The Other Side is a country rocker in the vein on Exile era Stones or the Faces complete with slinky slide guitar. Bread and Water starts like a cathedral piece but quickly kicks it into a bi-lingual Led Zep “Bron-Y-Aur Stomp”-style slide-guitar and hand-clap driven song about seeing this great country from the ground up.

“Don’t Wait for Me ” Is a soulful dobro, mandolin laced study in loss where Bingham’s weathered voice really plays to full effect.

“Boracho Station” – Spanish influenced tale about the search for Mexican gold and “Sunshine” is a rousing hootenanny that also veers into big-rock-sound Led Zeppelin rock terrain featuring a nice slide guitar. Wailing Applachian-style fiddle waling throughout.

“Hard Times” sound like a song that might have been had The Band worked with of Crazy Horse to produce a blast of sound bootstrapping song about hard times and the nobility of self-respect.

The theme’s of Mescalito are not groundbreaking, but they’re also not trite. I’d take someone like Ryan Bingham and his crack band the Dead Horses (Matt Smith – Drums and Percussion, Corby Schaub – Electric Guitar, Mandolin, Kettle Drums and Background Vocals, Jeb Venable – Bass), with superb production by Marc Ford (ex-guitarist – Black Crows), interpreting influences like Billy Joe Shaver, Willie Nelson and Ray Wiley Hubbard than most pop-country acts interpreting nothing more profound or enduring as what sold a million unites of their last release.
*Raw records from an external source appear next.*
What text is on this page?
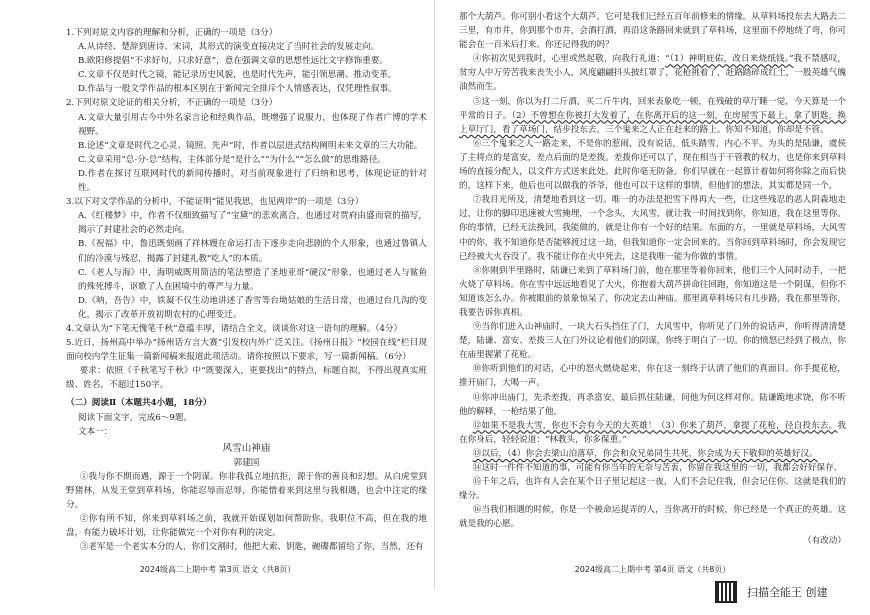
1.下列对原文内容的理解和分析，正确的一项是（3分）

A.从诗经、楚辞到唐诗、宋词，其形式的演变直接决定了当时社会的发展走向。

B.欧阳修提倡“不求好句，只求好意”，意在强调文章的思想性远比文字修饰重要。

C.文章不仅是时代之镜，能记录历史风貌，也是时代先声，能引领思潮、推动变革。

D.作品与一般文学作品的根本区别在于新闻完全排斥个人情感表达，仅凭理性叙事。

2.下列对原文论证的相关分析，不正确的一项是（3分）

A.文章大量引用古今中外名家言论和经典作品，既增强了说服力，也体现了作者广博的学术视野。

B.论述“文章是时代之心灵、镜照、先声”时，作者以层进式结构阐明未来文章的三大功能。

C.文章采用“总-分-总”结构，主体部分是“是什么”“为什么”“怎么做”的思维路径。

D.作者在探讨互联网时代的新闻传播时，对当前现象进行了归纳和思考，体现论证的针对性。

3.以下对文学作品的分析中，不能证明“能见我思，也见两岸”的一项是（3分）

A.《红楼梦》中，作者不仅细致描写了“宝黛”的悲欢离合，也通过对贾府由盛而衰的描写，揭示了封建社会的必然走向。

B.《祝福》中，鲁迅既刻画了祥林嫂在命运打击下逐步走向悲剧的个人形象，也通过鲁镇人们的冷漠与残忍，揭露了封建礼教“吃人”的本质。

C.《老人与海》中，海明威既用简洁的笔法塑造了圣地亚哥“硬汉”形象，也通过老人与鲨鱼的殊死搏斗，讴歌了人在困境中的尊严与力量。

D.《呐，吾告》中，铁凝不仅生动地讲述了香雪等台坳姑娘的生活日常，也通过台几沟的变化，揭示了改革开放初期农村的心理变迁。

4.文章认为“下笔无愧笔千秋”意蕴丰厚，请结合全文，谈谈你对这一语句的理解。（4分）

5.近日，扬州高中举办“扬州话方言大赛”引发校内外广泛关注。《扬州日报》“校园在线”栏目现面向校内学生征集一篇新闻稿来报道此项活动。请你按照以下要求，写一篇新闻稿。（6分）

要求：依照《千秋笔写千秋》中“既要深入，更要找出”的特点，标题自拟，不得出现真实班级、姓名，不超过150字。

（二）阅读Ⅱ（本题共4小题，18分）

阅读下面文字，完成6～9题。

文本一：

风雪山神庙

郭建国

①我与你不期而遇，源于一个阴谋。你非我孤立地抗拒，源于你的善良和幻想。从白虎堂到野猪林，从发王堂到草料场，你能忍辱而忍辱，你能惜着来到这里与我相遇，也会中注定的缘分。

②你有所不知，你来到草料场之前，我就开始谋划如何帮助你。我职位不高，但在我的地盘，有能力破坏计划，让你能做完一个对你有利的决定。

③老军是一个老实本分的人，你们交割时，他把大索、钥匙，碗碟都留给了你，当然，还有

那个大葫芦。你可别小看这个大葫芦，它可是我们已经五百年前修来的情缘。从草料场投东去大路去二三里，有市井，你到那个市井，会酒打酒，再沿这条路回来就到了草料场，这里面不停地绕了弯，你可能会在一百米后打来。你还记得我的吗？

④你初次见到我时，心里或然起敬，向我行礼道：“（1）神明庇佑，改日来烧纸钱。”我不禁感叹，贫穷人中万劳苦我来丧失小人，风度翩翩抖头披红罩了，花枪挑着了，赶路踏碎成红土，一股英雄气魄油然而生。

⑤这一刻，你以为打二斤酒，买二斤牛肉，回来表象吃一顿，在残破的草厅睡一觉，今天算是一个平常的日子。（2）不曾想在你被打大发着了，在你离开后的这一刻，在房屋雪下最上，拿了钥匙，换上草厅门，看了草场门，结步投东去，三个鬼来之人正在赶来的路上。你知不知道，你却是不管。

⑥三个鬼来之人一路走来，不是你的惹闹，没有说话，低头踏雪，内心不平。为头的是陆谦，虞侯了主将点的是富安，差点后面的是差拨。差拨你还可以了，现在相当于干管教的权力，也是你来到草料场的直接分配人，以文件方式送来此处。此时你毫无防备。你们早就在一起算计着如何将你除之而后快的，这样下来，他后也可以做我的爷爷，他也可以干这样的事情，但他们的想法，其实都是同一个。

⑦我目光所及，清楚地看到这一切。唯一的办法是把雪下得再大一些，让这些残忍的恶人阴森地走过，让你的脚印迅速被大雪掩埋，一个念头，大风雪，就让我一时间找到你，你知道，我在这里等你。你的事情，已经无法挽回，我能做的，就是让你有一个好的结果。东面的方，一里就是草料场，大风雪中的你，我不知道你是否能够渡过这一劫，但我知道你一定会回来的。当你回到草料场时，你会发现它已经被大火吞没了。我不能让你在火中死去，这是我唯一能为你做的事情。

⑧你刚到半里路时，陆谦已来到了草料场门前，他在那里等着你回来，他们三个人同时动手，一把火烧了草料场。你在雪中远远地看见了大火，你抱着大葫芦拼命往回跑，你知道这是一个阴谋，但你不知道该怎么办。你被眼前的景象惊呆了，你决定去山神庙。那里离草料场只有几步路，我在那里等你，我要告诉你真相。

⑨当你们进入山神庙时，一块大石头挡住了门，大风雪中，你听见了门外的说话声，你听得清清楚楚，陆谦、富安、差拨三人在门外议论着他们的阴谋，你终于明白了一切。你的愤怒已经到了极点，你在庙里握紧了花枪。

⑩你听到他们的对话，心中的怒火燃烧起来，你在这一刻终于认清了他们的真面目。你手提花枪，推开庙门，大喝一声。

⑪你冲出庙门，先杀差拨，再杀富安，最后抓住陆谦，问他为何这样对你。陆谦跪地求饶，你不听他的解释，一枪结果了他。

⑫如果不是我大雪，你也不会有今天的大英雄！（3）你来了葫芦，拿提了花枪，径自投东去。我在你身后，轻轻说道：“林教头，你多保重。”

⑬以后，（4）你会去梁山泊落草，你会和众兄弟同生共死，你会成为天下敬仰的英雄好汉。

⑭这时一件件不知道的事，可能有你当年的无奈与苦衷，你留在我这里的一切，我都会好好保存。

⑮千年之后，也许有人会在某个日子里记起这一夜，人们不会记住我，但会记住你。这就是我们的缘分。

⑯当我们相遇的时候，你是一个被命运捉弄的人，当你离开的时候，你已经是一个真正的英雄。这就是我的心愿。

（有改动）

2024级高二上期中考 第3页 语文（共8页）	2024级高二上期中考 第4页 语文（共8页）
扫描全能王 创建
Every few years it takes the likes of Ryan Bingham to shame Nashville into facing what it chokes out of studios every day. Let’s hope they’re paying attention.

Ryan Bingham “On the Road”

[youtube]http://youtube.com/watch?v=phUb-Yvp4ck[/youtube]

4 Replies to “Ryan Bingham & the Road – Mescalito – Lost Highway”

  1. I just bought this, based 100% on your review. Holy crap, you were right! This is a truly phenomenal record. I believe I’ll be turning off the sound on m’TV tonight and let Mr. Bingham serenade me while the Red Sox hammer the Rockies.

  2. Cool. I saw Bigham open for the Drive By Truckers last and I’m here to tell you he’s a damn great live act. As an opener the set was way too brief, but it’s seldom I’ve seen an opener work a crowed like he and his band, the Dead Horses, did.